Si hiciera falta resumir en una sola palabra el talento que caracteriza a nuestra especie, optaría por el verbo “aprender”. Más que ser integrantes de la especie Homo sapiens, formamos parte de Homo docens, la especie que se enseña a sí misma. Lo que sabemos del mundo, en su mayor parte, no es algo que se nos haya dado: lo aprendimos del ambiente o del entorno. Ningún otro animal pudo descubrir como nosotros los secretos del mundo natural.

Gracias a la extraordinaria flexibilidad de sus aprendizajes, nuestra especie logró salir de su sabana natal para cruzar desiertos, montañas, océanos y, en apenas varios miles de años, conquistar las islas más remotas, las grutas más profundas, los hielos marinos más inaccesibles e inhóspitos y hasta la luna. Desde la conquista del fuego y la fabricación de herramientas hasta la invención de la agricultura, la navegación (marina, aérea y extraplanetaria) o la fisión nuclear, la historia de la humanidad no es otra cosa que una reinvención constante. La fuente secreta de todos estos logros es una: la facultad de nuestro cerebro de formular hipótesis y seleccionarlas para transformar algunas de ellas en conocimientos sólidos acerca del ambiente.

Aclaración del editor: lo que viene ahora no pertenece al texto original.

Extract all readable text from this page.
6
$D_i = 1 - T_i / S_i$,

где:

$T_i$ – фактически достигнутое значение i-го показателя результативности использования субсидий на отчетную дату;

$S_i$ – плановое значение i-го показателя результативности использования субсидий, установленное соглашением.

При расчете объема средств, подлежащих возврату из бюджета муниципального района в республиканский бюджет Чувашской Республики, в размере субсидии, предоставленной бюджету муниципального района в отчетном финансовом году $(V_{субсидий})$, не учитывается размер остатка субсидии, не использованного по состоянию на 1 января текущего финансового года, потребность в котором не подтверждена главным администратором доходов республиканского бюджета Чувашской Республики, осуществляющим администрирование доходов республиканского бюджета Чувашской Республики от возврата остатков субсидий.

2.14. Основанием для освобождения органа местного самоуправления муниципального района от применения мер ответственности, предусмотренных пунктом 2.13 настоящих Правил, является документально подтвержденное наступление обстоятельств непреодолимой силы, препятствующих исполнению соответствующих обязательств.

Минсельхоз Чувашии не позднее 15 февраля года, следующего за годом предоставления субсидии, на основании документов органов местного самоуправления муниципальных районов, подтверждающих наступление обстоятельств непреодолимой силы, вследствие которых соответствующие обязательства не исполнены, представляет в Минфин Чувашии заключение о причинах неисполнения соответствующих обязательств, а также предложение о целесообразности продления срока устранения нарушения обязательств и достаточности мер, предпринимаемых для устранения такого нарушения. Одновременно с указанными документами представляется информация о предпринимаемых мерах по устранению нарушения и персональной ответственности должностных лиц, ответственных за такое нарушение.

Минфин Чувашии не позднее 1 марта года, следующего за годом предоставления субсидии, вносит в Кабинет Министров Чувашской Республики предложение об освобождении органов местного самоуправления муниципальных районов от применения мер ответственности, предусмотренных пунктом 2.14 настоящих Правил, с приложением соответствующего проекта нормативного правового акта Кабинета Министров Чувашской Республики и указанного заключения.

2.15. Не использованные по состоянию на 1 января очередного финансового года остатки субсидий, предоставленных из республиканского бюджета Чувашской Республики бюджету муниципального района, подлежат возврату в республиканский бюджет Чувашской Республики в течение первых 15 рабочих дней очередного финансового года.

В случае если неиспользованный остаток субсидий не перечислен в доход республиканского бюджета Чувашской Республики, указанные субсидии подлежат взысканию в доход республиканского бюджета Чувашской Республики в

Nuestra especie hizo del aprendizaje su especialidad. En el cerebro, miles de millones de parámetros son libres de adaptarse al medio, la lengua, la cultura, los padres, la alimentación. Esos parámetros son elegidos cuidadosamente: dentro del cerebro, la evolución definió, con precisión, qué circuitos están precableados y cuáles están abiertos al ambiente. En nuestra especie, la incidencia del aprendizaje es particularmente vasta, porque la infancia se prolonga muchos años. Gracias al lenguaje y a las matemáticas, nuestros dispositivos de aprendizaje tienen la posibilidad de transitar espacios de hipótesis que se incrementan en una combinatoria potencialmente infinita, aún si se apoyan sobre bases fijas e invariables, heredadas de la evolución.

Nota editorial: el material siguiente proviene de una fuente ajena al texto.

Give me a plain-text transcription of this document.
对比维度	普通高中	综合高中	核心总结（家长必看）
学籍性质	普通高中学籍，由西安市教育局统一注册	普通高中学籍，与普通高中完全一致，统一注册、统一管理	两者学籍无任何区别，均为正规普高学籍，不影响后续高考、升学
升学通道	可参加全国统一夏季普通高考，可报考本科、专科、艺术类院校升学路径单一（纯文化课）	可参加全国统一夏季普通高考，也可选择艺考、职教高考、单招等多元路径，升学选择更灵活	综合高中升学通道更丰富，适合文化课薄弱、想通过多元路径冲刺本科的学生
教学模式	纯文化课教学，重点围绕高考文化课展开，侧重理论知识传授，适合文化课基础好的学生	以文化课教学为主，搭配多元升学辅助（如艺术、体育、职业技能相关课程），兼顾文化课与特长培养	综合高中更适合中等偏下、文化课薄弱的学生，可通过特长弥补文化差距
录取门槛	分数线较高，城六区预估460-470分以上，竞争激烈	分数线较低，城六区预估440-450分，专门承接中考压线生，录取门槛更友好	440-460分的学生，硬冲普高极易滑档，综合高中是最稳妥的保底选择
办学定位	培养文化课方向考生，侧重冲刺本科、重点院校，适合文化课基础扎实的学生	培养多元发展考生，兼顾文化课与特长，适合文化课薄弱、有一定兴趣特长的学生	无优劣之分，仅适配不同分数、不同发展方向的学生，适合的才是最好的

En fecha más reciente, la humanidad descubrió que esta notable capacidad de aprendizaje puede verse aún más fortalecida con ayuda de una institución: la escuela. La pedagogía activa es un privilegio de nuestra especie: ningún otro animal se toma el tiempo de enseñarles nuevos talentos a sus hijos, deliberadamente, prestando atención a sus dificultades y errores. La invención de la escuela, que sistematiza la instrucción informal presente en todas las sociedades humanas, supuso un incremento significativo en el potencial cerebral. Comprendimos que necesitábamos aprovechar esta pródiga plasticidad del cerebro del niño para inculcarle un máximo de informaciones y talentos.

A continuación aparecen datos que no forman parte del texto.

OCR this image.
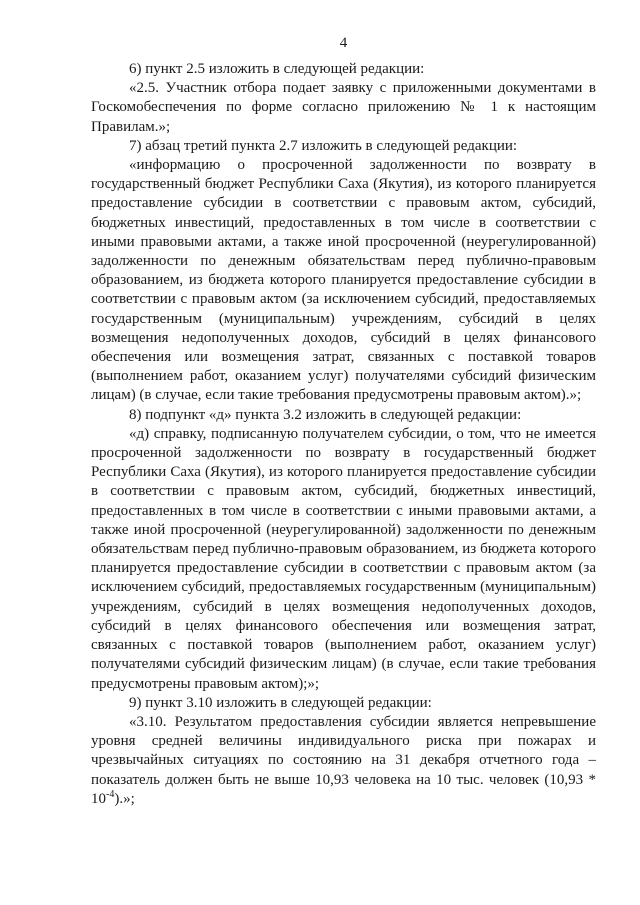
4

6) пункт 2.5 изложить в следующей редакции:

«2.5. Участник отбора подает заявку с приложенными документами в Госкомобеспечения по форме согласно приложению № 1 к настоящим Правилам.»;

7) абзац третий пункта 2.7 изложить в следующей редакции:

«информацию о просроченной задолженности по возврату в государственный бюджет Республики Саха (Якутия), из которого планируется предоставление субсидии в соответствии с правовым актом, субсидий, бюджетных инвестиций, предоставленных в том числе в соответствии с иными правовыми актами, а также иной просроченной (неурегулированной) задолженности по денежным обязательствам перед публично-правовым образованием, из бюджета которого планируется предоставление субсидии в соответствии с правовым актом (за исключением субсидий, предоставляемых государственным (муниципальным) учреждениям, субсидий в целях возмещения недополученных доходов, субсидий в целях финансового обеспечения или возмещения затрат, связанных с поставкой товаров (выполнением работ, оказанием услуг) получателями субсидий физическим лицам) (в случае, если такие требования предусмотрены правовым актом).»;

8) подпункт «д» пункта 3.2 изложить в следующей редакции:

«д) справку, подписанную получателем субсидии, о том, что не имеется просроченной задолженности по возврату в государственный бюджет Республики Саха (Якутия), из которого планируется предоставление субсидии в соответствии с правовым актом, субсидий, бюджетных инвестиций, предоставленных в том числе в соответствии с иными правовыми актами, а также иной просроченной (неурегулированной) задолженности по денежным обязательствам перед публично-правовым образованием, из бюджета которого планируется предоставление субсидии в соответствии с правовым актом (за исключением субсидий, предоставляемых государственным (муниципальным) учреждениям, субсидий в целях возмещения недополученных доходов, субсидий в целях финансового обеспечения или возмещения затрат, связанных с поставкой товаров (выполнением работ, оказанием услуг) получателями субсидий физическим лицам) (в случае, если такие требования предусмотрены правовым актом);»;

9) пункт 3.10 изложить в следующей редакции:

«3.10. Результатом предоставления субсидии является непревышение уровня средней величины индивидуального риска при пожарах и чрезвычайных ситуациях по состоянию на 31 декабря отчетного года – показатель должен быть не выше 10,93 человека на 10 тыс. человек $(10,93 * 10^{-4})$.»;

A lo largo de los años, las posibilidades de la escolarización no dejaron de ganar eficacia: comenzaron cada vez más temprano, desde el jardín de infantes, y se extendieron cada vez más. E incluso cada vez más mentes se benefician de una enseñanza superior en la universidad, auténtica sinfónica neuronal en que los circuitos cerebrales ponen a tono y potencian sus mejores talentos.

Hoy en día, la educación puede considerarse el principal acelerador de nuestro cerebro. Su lugar privilegiado, que recuerda por qué debe situarse entre los primeros puestos de las inversiones del Estado, se justifica fácilmente: sin ella, los circuitos corticales serían diamantes en bruto. La complejidad de las sociedades contemporáneas debe su existencia a las múltiples mejorías que la educación aportó a nuestra corteza: la lectura, la escritura, el cálculo, el álgebra, la música, las nociones de tiempo y espacio, el refinamiento de la memoria…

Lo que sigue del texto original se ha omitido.